Il est passionnant de comparer Towelhead, le premier long métrage d'Alan Ball (à paraître le 30 décembre en DVD Zone 1 et seulement l'an prochain sur nos écrans) et sa nouvelle série True Blood (récemment diffusée par HBO), pour laquelle il a signé pour deux saisons et dont la première est diffusée pour l'instant sur Orange.
Alan Ball s'est fait connaître du grand public avec le film American Beauty réalisé par Sam Mendes, puis pour avoir créé Six Feet Under, considérée par beaucoup comme la meilleure série télévisée jamais réalisée. Au bout de cinq saisons, Ball avait eu l'intelligence de mettre fin à cette sensationnelle saga en rendant toute suite impossible par un ultime et génial ressort de scénario. On se souviendra de la première minute de chaque épisode qui voit mourir un des personnages présents après un suspense de soixante secondes, le défunt teintant l'épisode de son environnement social, ou les dialogues rêvés de toute la famille avec le père disparu dès le début, les pubs de l'épisode pilote, Brenda, fille de deux psychanalystes, les amours du fils David avec son copain flic et noir, etc. Les cinq saisons sont à voir d'un bout à l'autre ; la qualité des scénarios, du jeu d'acteurs, de la lumière, jusqu'à son générique, montrent que si le cinéma américain est engoncé dans des poncifs holywoodiens des plus conformistes sa télévision est capable d'une liberté qu'aucune autre industrie ne s'est autorisée. Pour qu'une chaîne française produise enfin une série intelligente et originale, il faudrait laisser les clefs à des auteurs autrement plus inventifs et gonflés.

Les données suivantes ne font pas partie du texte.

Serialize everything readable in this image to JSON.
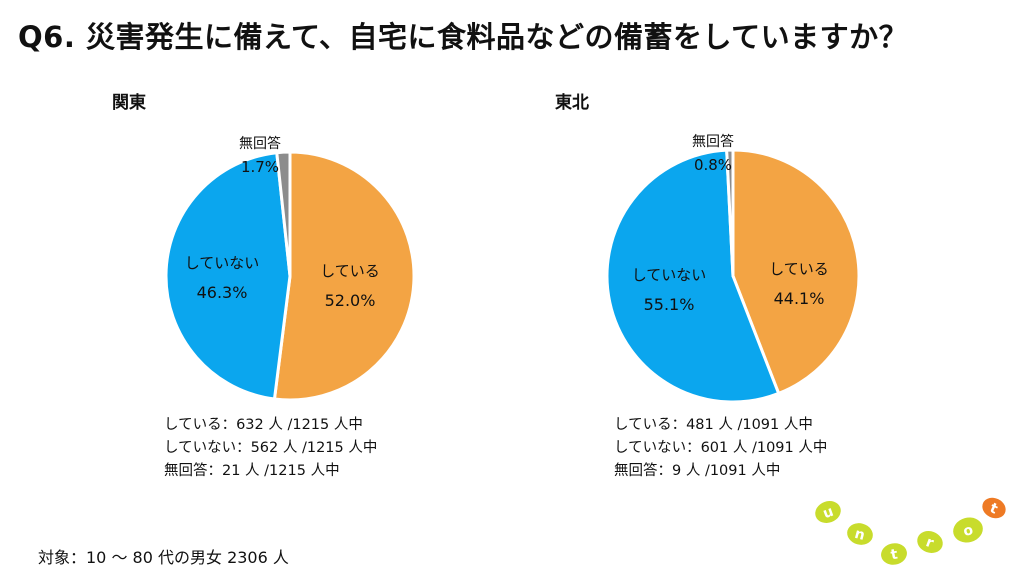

Bon sang, True Blood, la nouvelle série d'Alan Ball tient ses promesses. Sans dévoiler quoi que ce soit qui ne le soit dès les premières minutes, l'action se passe dans une petite ville de Louisiane, les vampires ont été "légalisés" mais souffrent d'une forme de ségrégation raciale... L'argument permet une fois de plus à Alan Ball d'évoquer la sexualité, la politique et les mœurs de son pays. Ce "très long métrage", inspiré par les romans de Charlene Harris, de plus de dix heures, chacun des 12 épisodes durant 52 minutes, est brillant, provoquant, excitant, magnifiquement interprété, dans des décors extérieurs qui nous emmènent loin des séries claustrophobes. Il semble même que sa durée soit du double, car, cette fois, le dernier épisode nous maintient dans le suspense, l'histoire se poursuivant avec la seconde saison. Le site d'HBO recèle de savoureux bonus (extras) comme "Vampires in America" ou "Vampire Motel Commercial", votre sang ne fera qu'un tour. Si vous n'avez pas encore vu cette première saison, ne vous rongez pas les sangs en regardant les résumés de chaque épisode, vous gâcheriez votre plaisir, attendez patiemment sa diffusion en France ou sa parution en dvd.

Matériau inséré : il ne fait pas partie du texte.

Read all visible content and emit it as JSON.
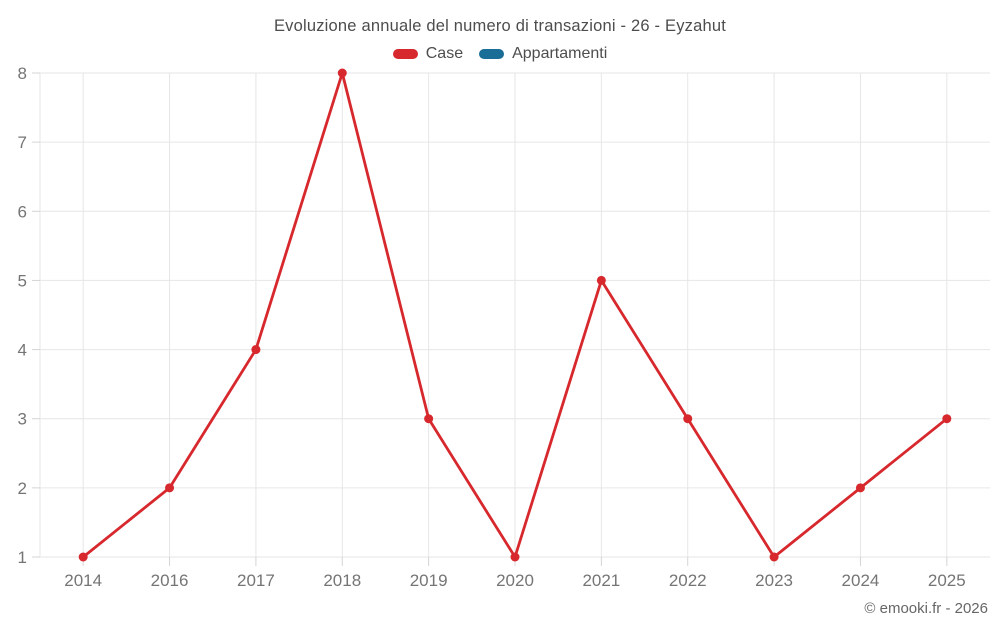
{
  "chart": {
    "title": "Evoluzione annuale del numero di transazioni - 26 - Eyzahut",
    "legend": [
      {
        "label": "Case",
        "color": "#d7282d"
      },
      {
        "label": "Appartamenti",
        "color": "#1a6d96"
      }
    ],
    "footer": "© emooki.fr - 2026",
    "style": {
      "grid_color": "#e6e6e6",
      "tick_color": "#d4d4d4",
      "axis_text_color": "#757575",
      "title_text_color": "#4d4d4d"
    }
  },
  "chart_data": {
    "type": "line",
    "title": "Evoluzione annuale del numero di transazioni - 26 - Eyzahut",
    "categories": [
      "2014",
      "2016",
      "2017",
      "2018",
      "2019",
      "2020",
      "2021",
      "2022",
      "2023",
      "2024",
      "2025"
    ],
    "series": [
      {
        "name": "Case",
        "color": "#d7282d",
        "values": [
          1,
          2,
          4,
          8,
          3,
          1,
          5,
          3,
          1,
          2,
          3
        ]
      },
      {
        "name": "Appartamenti",
        "color": "#1a6d96",
        "values": []
      }
    ],
    "xlabel": "",
    "ylabel": "",
    "ylim": [
      1,
      8
    ],
    "yticks": [
      1,
      2,
      3,
      4,
      5,
      6,
      7,
      8
    ],
    "grid": true,
    "legend_position": "top",
    "marker_radius": 4.5,
    "line_width": 2.8
  }
}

Towelhead, également appelé Nothing is Private après des plaintes stupides de la communauté arabe et musulmane qui semble avoir compris le titre à contre-sens, est un film beaucoup plus grave faisant ressembler True Blood à une fantaisie ! Tandis que la série utilise le vecteur de la sexualité pour aborder la ségrégation, le long métrage renverse le procédé, ici le racisme révèle la sexualité, en particulier celle des jeunes filles, sujet rarement abordé au cinéma, du moins avec cette franchise, ainsi que la pédophilie. À sa vision, on comprendra facilement son échec américain ! Towelhead, adapté du roman d'Alicia Erian, La petite arabe, met mal à l'aise, il donne à réfléchir, il dérange. Que peut-on attendre de mieux d'un bon film ? C'est tout le contraire de la plupart de ceux qui vous caressent dans le sens du poil et racontent ce que nous souhaitons entendre, les films prétendument à thèse, en fait porteur d'un message qui ne convainc que celles et ceux qui souhaitent être convaincus, rassurés de ne pas être seuls à penser ainsi. Le même soir, nous avons regardé un film sympa, plein de bons sentiments, The Visitor, c'était reposant, mais il n'y avait pas la charge critique de l'œuvre de Ball, qui a d'ailleurs beaucoup de ressemblance avec son premier succès, American Beauty. Sauf que cette fois, Ball ne s'embarrasse pas de glamour. La tendresse qui s'y exprime n'a rien de démagogique, elle met en jeu les contradictions et les ambiguïtés de chacun, acteurs et spectateurs.